You're so gonna rock this clinic out of the water. Just remember to trust your boy.
You'll be in my thoughts!
Thanx guys, I know you are right. I just need to shut out the thoughts of him taking off full gallop across the field the first time I correct him, and instead just ride him like he is already a seasoned dressage horse. I think I am radiating stress to everyone right now, I've even stressed out the baby so bad that all he would do is cry all night unless I held him. Cinny has given me no reason to mistrust him, so I need to just shove it all out of my head.
I found out this morning that we have no where to turn out as the other two arenas are taken, so I can't let Cin get rid of any steam before our ride so.... Maybe I need to rearrange my thoughts. There will be no turn out, I don't want to lunge too much and wear him out so..maybe instead of trying to be perfect, I should let all the imperfections come out. After all if we were perfect why would we need to ride in the clinic anyway? This way I can learn from Sarah how to handle Cinny at his worst and get him to pay attention and work under the worst circumstances. Maybe that's what we need right now anyway.
Thats a great way of thinking! How is she supposed to help if your perfect? She needs to see some imperfections so she can help you both get better! **hugs** its gonna be a great day! Live it up!
I would be a basket case myself but try and relax and have fun! I know...easier said than done but you can do it! You know you can! :clap::clap:
Best of luck to you both today and can't wait for the updates after!
We ended up with the clinic indoors because it was foggy all day. I had a wonderful yet hard lesson and I loved every second of it. Sarah really made us WORK, and she made me WORK Cinny harder than I have ever worked him. I gained a LOT more confidence in our relationship, and he has gained a lot more confidence in the bridle..yay.
Tired, will do video tomorrow (my fiance took video of parts of m lesson).

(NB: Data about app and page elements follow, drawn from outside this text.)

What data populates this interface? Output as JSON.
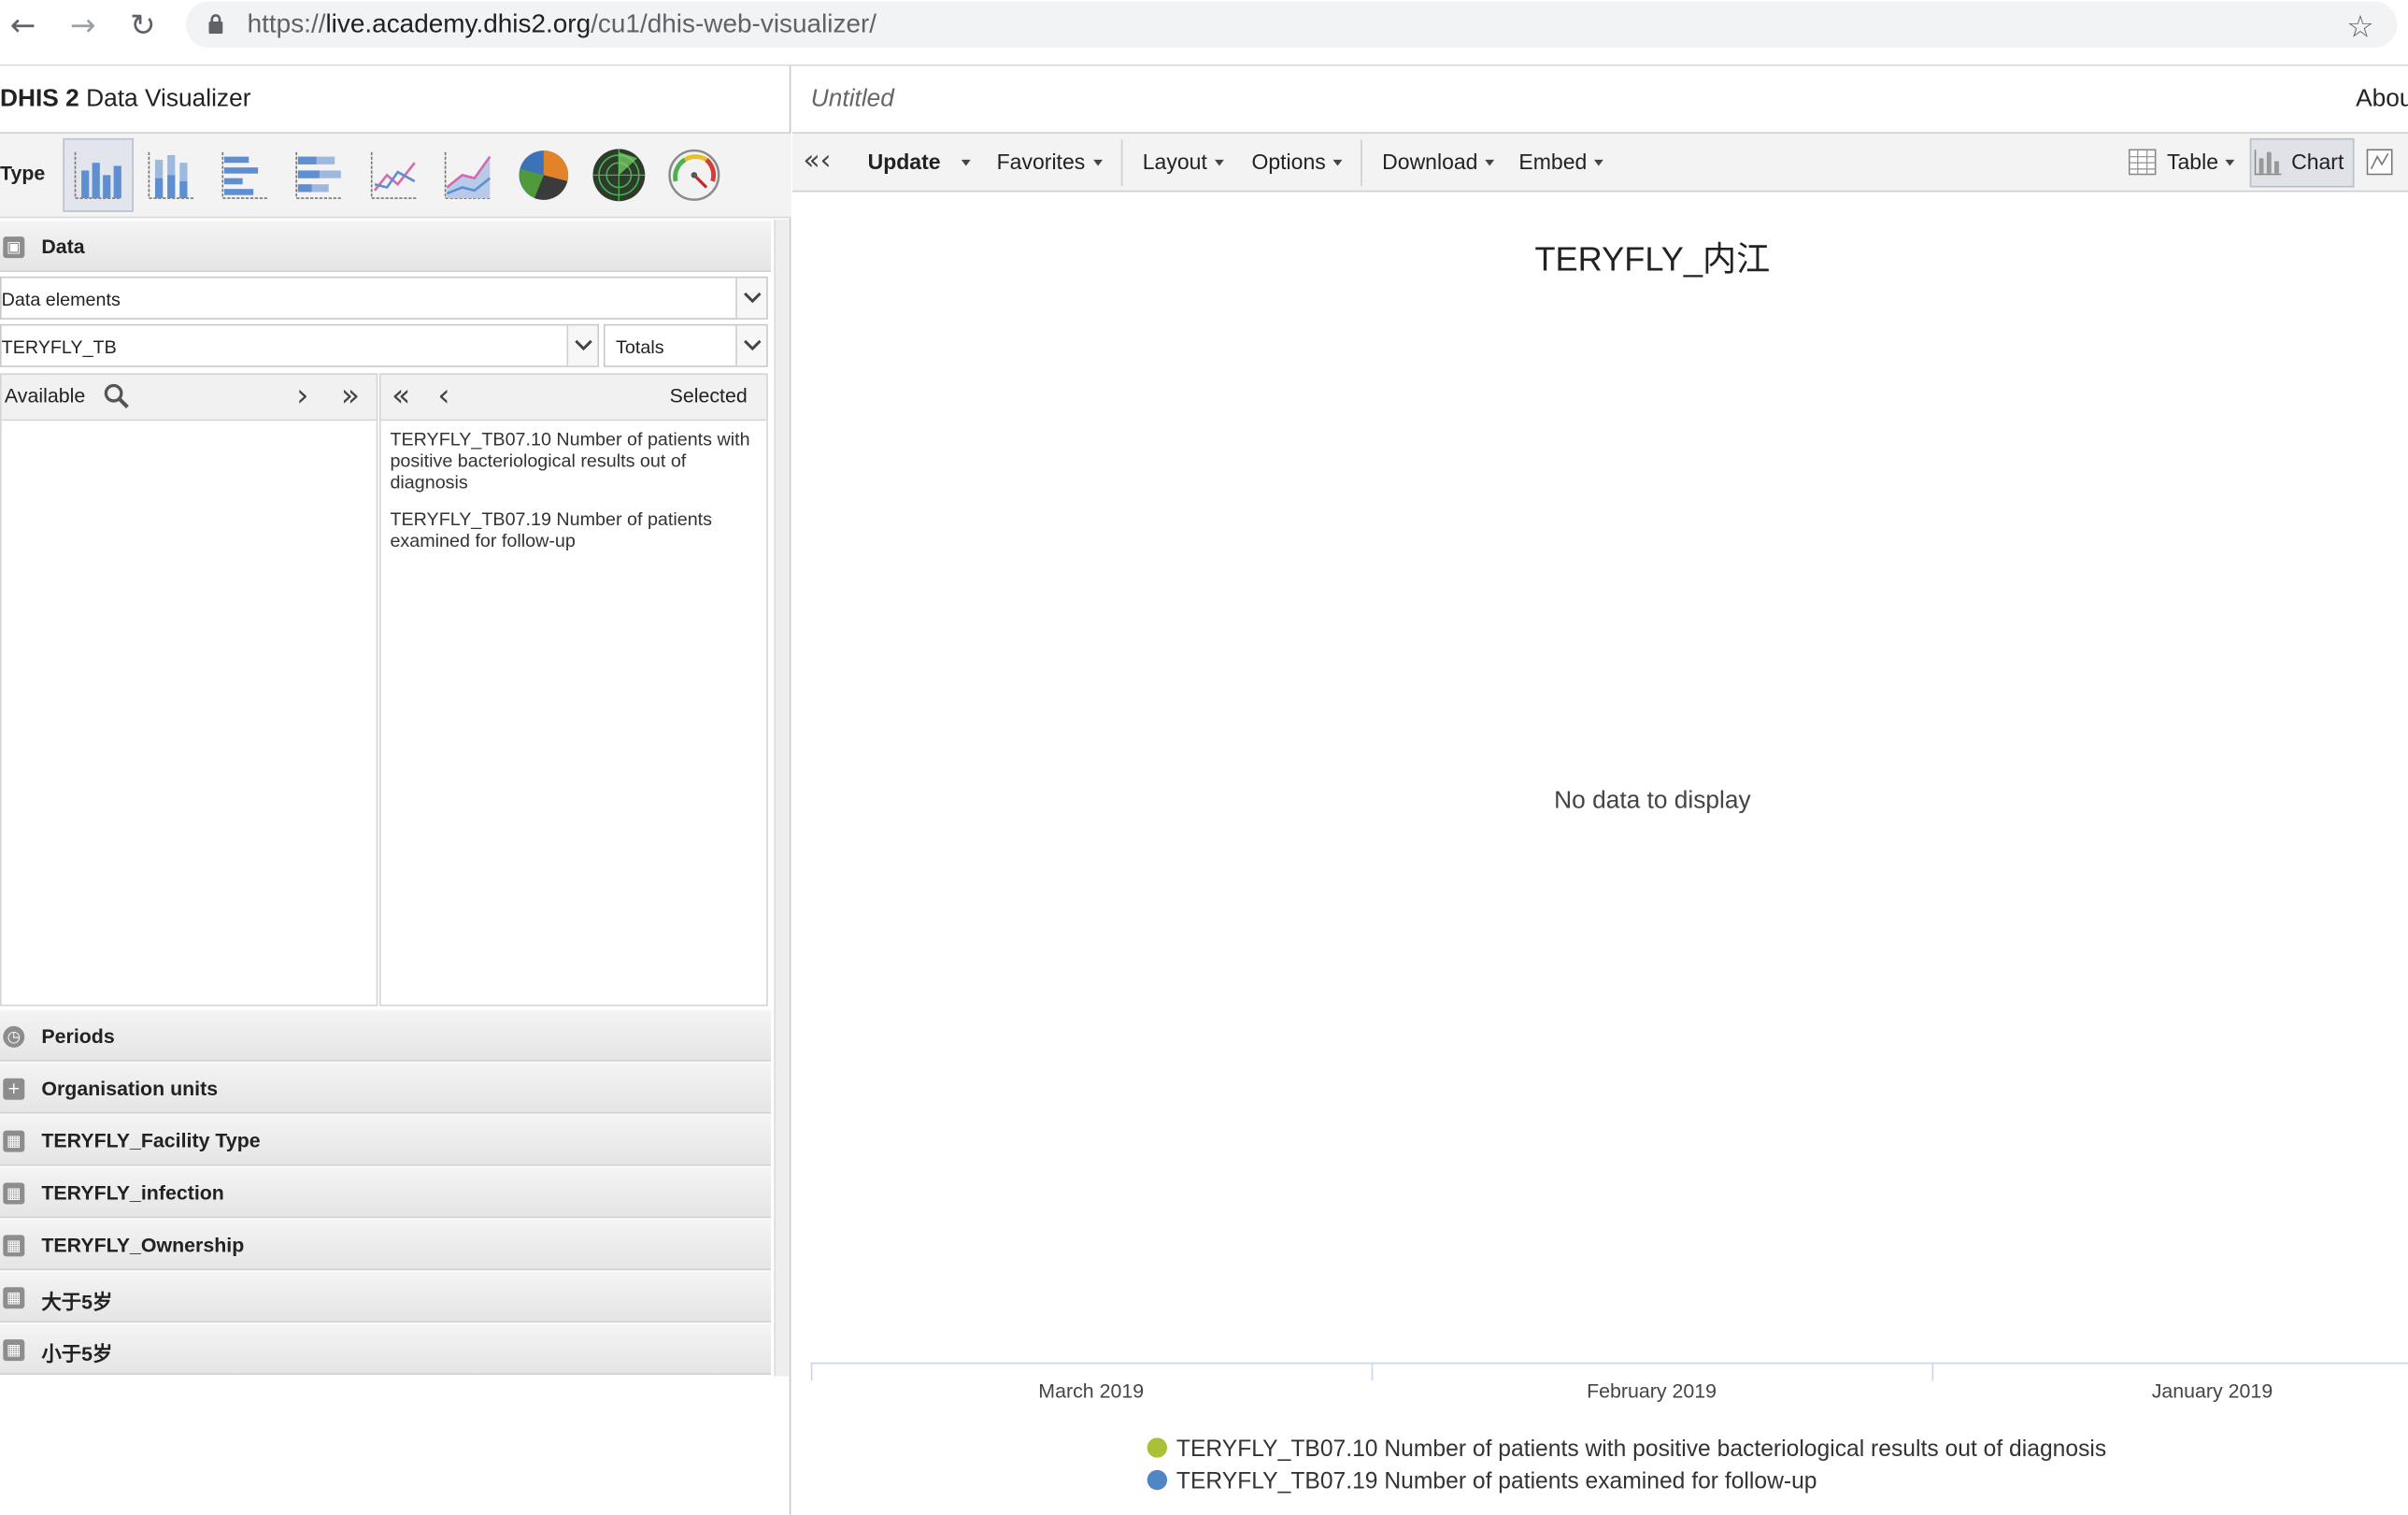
{
  "browser": {
    "url_scheme": "https://",
    "url_host": "live.academy.dhis2.org",
    "url_path": "/cu1/dhis-web-visualizer/"
  },
  "app": {
    "brand": "DHIS 2",
    "name": "Data Visualizer",
    "type_label": "Type",
    "chart_types": [
      "column-chart-icon",
      "stacked-column-chart-icon",
      "bar-chart-icon",
      "stacked-bar-chart-icon",
      "line-chart-icon",
      "area-chart-icon",
      "pie-chart-icon",
      "radar-chart-icon",
      "gauge-chart-icon"
    ]
  },
  "data_panel": {
    "header": "Data",
    "data_type_select": "Data elements",
    "group_select": "TERYFLY_TB",
    "detail_select": "Totals",
    "available_label": "Available",
    "selected_label": "Selected",
    "selected_items": [
      "TERYFLY_TB07.10 Number of patients with positive bacteriological results out of diagnosis",
      "TERYFLY_TB07.19 Number of patients examined for follow-up"
    ]
  },
  "sections": [
    {
      "label": "Periods",
      "icon": "clock-icon"
    },
    {
      "label": "Organisation units",
      "icon": "plus-icon"
    },
    {
      "label": "TERYFLY_Facility Type",
      "icon": "grid-icon"
    },
    {
      "label": "TERYFLY_infection",
      "icon": "grid-icon"
    },
    {
      "label": "TERYFLY_Ownership",
      "icon": "grid-icon"
    },
    {
      "label": "大于5岁",
      "icon": "grid-icon"
    },
    {
      "label": "小于5岁",
      "icon": "grid-icon"
    }
  ],
  "toolbar": {
    "favorite_title": "Untitled",
    "about": "Abou",
    "update": "Update",
    "favorites": "Favorites",
    "layout": "Layout",
    "options": "Options",
    "download": "Download",
    "embed": "Embed",
    "table": "Table",
    "chart": "Chart"
  },
  "chart_data": {
    "type": "column",
    "title": "TERYFLY_内江",
    "message": "No data to display",
    "categories": [
      "March 2019",
      "February 2019",
      "January 2019"
    ],
    "series": [
      {
        "name": "TERYFLY_TB07.10 Number of patients with positive bacteriological results out of diagnosis",
        "color": "#a9c037",
        "values": []
      },
      {
        "name": "TERYFLY_TB07.19 Number of patients examined for follow-up",
        "color": "#4f87c6",
        "values": []
      }
    ]
  }
}
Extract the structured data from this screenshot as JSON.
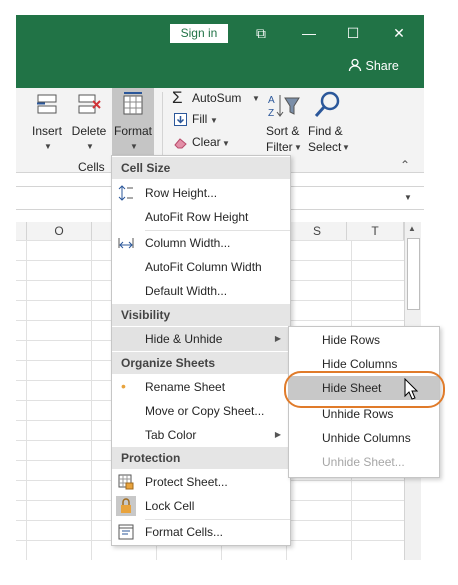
{
  "window": {
    "sign_in_label": "Sign in",
    "share_label": "Share",
    "restore_glyph": "⧉",
    "minimize_glyph": "—",
    "maximize_glyph": "☐",
    "close_glyph": "✕"
  },
  "ribbon": {
    "insert_label": "Insert",
    "delete_label": "Delete",
    "format_label": "Format",
    "cells_group_label": "Cells",
    "autosum_label": "AutoSum",
    "fill_label": "Fill",
    "clear_label": "Clear",
    "sort_filter_label_1": "Sort &",
    "sort_filter_label_2": "Filter",
    "find_select_label_1": "Find &",
    "find_select_label_2": "Select",
    "collapse_glyph": "⌃"
  },
  "sheet": {
    "columns": [
      "O",
      "S",
      "T"
    ]
  },
  "format_menu": {
    "cell_size_header": "Cell Size",
    "row_height": "Row Height...",
    "autofit_row_height": "AutoFit Row Height",
    "column_width": "Column Width...",
    "autofit_column_width": "AutoFit Column Width",
    "default_width": "Default Width...",
    "visibility_header": "Visibility",
    "hide_unhide": "Hide & Unhide",
    "organize_sheets_header": "Organize Sheets",
    "rename_sheet": "Rename Sheet",
    "move_copy_sheet": "Move or Copy Sheet...",
    "tab_color": "Tab Color",
    "protection_header": "Protection",
    "protect_sheet": "Protect Sheet...",
    "lock_cell": "Lock Cell",
    "format_cells": "Format Cells..."
  },
  "hide_submenu": {
    "hide_rows": "Hide Rows",
    "hide_columns": "Hide Columns",
    "hide_sheet": "Hide Sheet",
    "unhide_rows": "Unhide Rows",
    "unhide_columns": "Unhide Columns",
    "unhide_sheet": "Unhide Sheet..."
  },
  "colors": {
    "title_bar": "#217346",
    "highlight_oval": "#e07b2a"
  }
}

Good job! It sounds like things worked out for you. Did you have fun making him really work ;P Can't wait to see the video
Well, sadly, my fiance didn't take any video that I could really do much with...just a bunch of 20-30 second clips most of which Sarah had me purposely going out of position to learn what "wrong position" feels like in comparison with "correct position." He didn't get any of the correct position so I know if I put it on here it will get ripped up one side and down the other because nobody will know that is what was going on ha ha.
It was hard pushing Cinny but now I feel I can push him into what I want any time. First comes the "you will go the way I ask you to" ask, then he says "no, I'd rather not." Then I say "you WILL." and then we get the head toss, the crow hop and when THAT doesn't work his trick is to shift his balance...(yes, he's learned the art of balance shifting) and he throws it forward, back, sideways, tries to spin but I hold him. It's not really riding a bronc, but it somewhat feels like it when you don't know where he is going to throw his balance next. Then, after ab out 5 minutes or so he gives in and we go along nicely and smoothly....the way I want.
Sarah says his arguments will eventually ease up as he realizes it's less work and more fun to just do it my way in the first place....but probably not for at least a few weeks to a month ha ha.
So, is it fun to push him??? not really. But, we are at a point where it needs to be done.